I've got an entire tutorial devoted to trying to save people that $500 http://super.nova.org/DPR/Equipment/SpotMeter.html but if you already have one I also reveal how to calibrate it with a white towel so it can be pointed at the textured highlight you want to preserve, the camera set exactly as indicated on the readout, with resulting perfect exposure -- white with texture -- at the spot in the photo where the reading was taken.
Put the white towel out in the sunlight and take a reading from it with the spot meter. The indicated exposure will make it middle gray in the capture. Instead of doing the mental math of adding 2-2/3 - 3 stops to the indicated exposure to get the towel white, simply enter + 2.6 as the meter exposure compensation factor. That's just a suggested starting point. Adjust the meter's EC up/down until you can point the meter at the towel, shot at the f/stop / shutter indicated, and reproduce the towel perfectly VISUALLY IN PHOTOSHOP based on whatever subjective standard you have for what a perfectly exposed white towel shoot look like. What you will have done is two things at once: 1) moved the meter's default exposure point from 12-13% gray to about 95% white (w. texture), and; 2) compensated for any sensitivity difference between your meter's true ISO 100 and the camera's actual sensitivity of around 120-125.

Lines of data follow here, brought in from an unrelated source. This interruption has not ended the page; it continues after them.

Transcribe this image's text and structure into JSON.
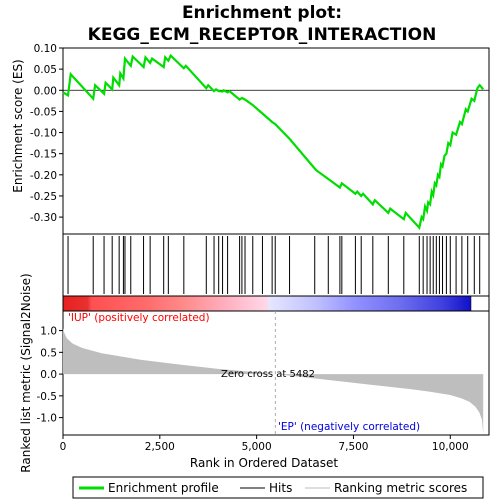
{
  "chart_data": {
    "title_line1": "Enrichment plot:",
    "title_line2": "KEGG_ECM_RECEPTOR_INTERACTION",
    "type": "line",
    "es_panel": {
      "ylabel": "Enrichment score (ES)",
      "ylim": [
        -0.34,
        0.1
      ],
      "yticks": [
        0.1,
        0.05,
        0.0,
        -0.05,
        -0.1,
        -0.15,
        -0.2,
        -0.25,
        -0.3
      ],
      "ytick_labels": [
        "0.10",
        "0.05",
        "0.00",
        "-0.05",
        "-0.10",
        "-0.15",
        "-0.20",
        "-0.25",
        "-0.30"
      ],
      "series_name": "Enrichment profile",
      "series_color": "#00dd00",
      "x": [
        0,
        130,
        200,
        780,
        830,
        1060,
        1100,
        1270,
        1300,
        1450,
        1480,
        1560,
        1600,
        1750,
        1800,
        2080,
        2130,
        2250,
        2300,
        2600,
        2640,
        2720,
        2780,
        3120,
        3170,
        3700,
        3750,
        3900,
        3950,
        4020,
        4120,
        4150,
        4250,
        4300,
        4560,
        4620,
        4700,
        4900,
        5150,
        5400,
        5480,
        5850,
        6500,
        6550,
        6850,
        7150,
        7200,
        7550,
        7600,
        7700,
        7750,
        8000,
        8050,
        8400,
        8450,
        8800,
        8850,
        9200,
        9260,
        9300,
        9350,
        9400,
        9430,
        9480,
        9520,
        9560,
        9600,
        9640,
        9680,
        9720,
        9760,
        9800,
        9850,
        9900,
        9950,
        10000,
        10060,
        10150,
        10250,
        10300,
        10400,
        10450,
        10550,
        10620,
        10700,
        10760,
        10800,
        10850
      ],
      "y": [
        -0.005,
        -0.012,
        0.038,
        -0.02,
        0.012,
        -0.008,
        0.018,
        0.002,
        0.03,
        0.012,
        0.04,
        0.028,
        0.075,
        0.058,
        0.08,
        0.055,
        0.078,
        0.065,
        0.075,
        0.055,
        0.078,
        0.07,
        0.082,
        0.052,
        0.058,
        0.005,
        0.012,
        -0.002,
        0.002,
        -0.002,
        -0.003,
        0.0,
        -0.005,
        -0.002,
        -0.022,
        -0.018,
        -0.022,
        -0.035,
        -0.055,
        -0.075,
        -0.08,
        -0.115,
        -0.185,
        -0.19,
        -0.21,
        -0.23,
        -0.22,
        -0.245,
        -0.24,
        -0.25,
        -0.245,
        -0.27,
        -0.26,
        -0.29,
        -0.28,
        -0.305,
        -0.29,
        -0.325,
        -0.3,
        -0.305,
        -0.275,
        -0.285,
        -0.265,
        -0.27,
        -0.24,
        -0.248,
        -0.22,
        -0.225,
        -0.2,
        -0.205,
        -0.175,
        -0.18,
        -0.155,
        -0.15,
        -0.125,
        -0.13,
        -0.1,
        -0.105,
        -0.075,
        -0.08,
        -0.045,
        -0.05,
        -0.02,
        -0.025,
        0.005,
        0.012,
        0.008,
        0.002
      ]
    },
    "hits_panel": {
      "positions": [
        130,
        780,
        1060,
        1270,
        1450,
        1560,
        1600,
        1750,
        2080,
        2250,
        2600,
        2720,
        3120,
        3700,
        3900,
        4020,
        4120,
        4250,
        4560,
        4620,
        4700,
        4900,
        5150,
        5400,
        5480,
        5850,
        6500,
        6850,
        7150,
        7200,
        7550,
        7700,
        8000,
        8400,
        8800,
        9200,
        9300,
        9400,
        9480,
        9560,
        9640,
        9720,
        9800,
        9900,
        10000,
        10150,
        10300,
        10450,
        10620,
        10760
      ],
      "hit_color": "#000000"
    },
    "ranked_panel": {
      "ylabel_line1": "Ranked list metric (Signal2Noise)",
      "ylim": [
        -1.4,
        1.45
      ],
      "yticks": [
        1.0,
        0.5,
        0.0,
        -0.5,
        -1.0
      ],
      "ytick_labels": [
        "1.0",
        "0.5",
        "0.0",
        "-0.5",
        "-1.0"
      ],
      "x": [
        0,
        30,
        100,
        250,
        500,
        1000,
        2000,
        3000,
        4000,
        5000,
        5482,
        6000,
        7000,
        8000,
        9000,
        9500,
        10000,
        10300,
        10500,
        10650,
        10750,
        10820,
        10850
      ],
      "y": [
        1.05,
        0.95,
        0.82,
        0.7,
        0.6,
        0.48,
        0.33,
        0.22,
        0.12,
        0.04,
        0.0,
        -0.05,
        -0.15,
        -0.25,
        -0.35,
        -0.41,
        -0.48,
        -0.56,
        -0.64,
        -0.75,
        -0.88,
        -1.05,
        -1.38
      ],
      "fill_color": "#bebebe",
      "zero_cross_label": "Zero cross at 5482",
      "zero_cross_x": 5482,
      "pos_label": "'IUP' (positively correlated)",
      "pos_color": "#ff0000",
      "neg_label": "'EP' (negatively correlated)",
      "neg_color": "#0000dd"
    },
    "xlabel": "Rank in Ordered Dataset",
    "xlim": [
      0,
      11000
    ],
    "xticks": [
      0,
      2500,
      5000,
      7500,
      10000
    ],
    "xtick_labels": [
      "0",
      "2,500",
      "5,000",
      "7,500",
      "10,000"
    ],
    "n_genes": 10850
  },
  "legend": {
    "items": [
      {
        "label": "Enrichment profile",
        "color": "#00dd00",
        "kind": "thick-line"
      },
      {
        "label": "Hits",
        "color": "#000000",
        "kind": "thin-line"
      },
      {
        "label": "Ranking metric scores",
        "color": "#bebebe",
        "kind": "thin-line"
      }
    ]
  }
}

Just try it! It will take maybe 10 min. of you life and save you 1000x more time futzing with the meter. Once you re-calibrate a hand held spot meter to the textured whites the workflow is:
1) Meter the spot where correctly exposed textured highlights are desired in the file
2) Set camera per the meter readings
3) Get perfectly exposed highlights
4) Optional for HDR: Bracket +1, +2, +3, and +4 stops**
** pick the one with the desired shadow detail during post-processing. I just use two layers, one exposed correctly for the highlights and a second with detail in the darkest shadows, placed over the normal one with a mask. I don't particularly like the "global" lighten-every-nook-and-cranny HDR look, so instead I selectively erase the mask just in the shadows where I want more detail. Even when I don't bother with a second exposure I can do this with a dupe / masked screen layer, or two files saved from the same RAW file with the second "pulled" to +2 to reveal more detail in the 3/4-Black tones.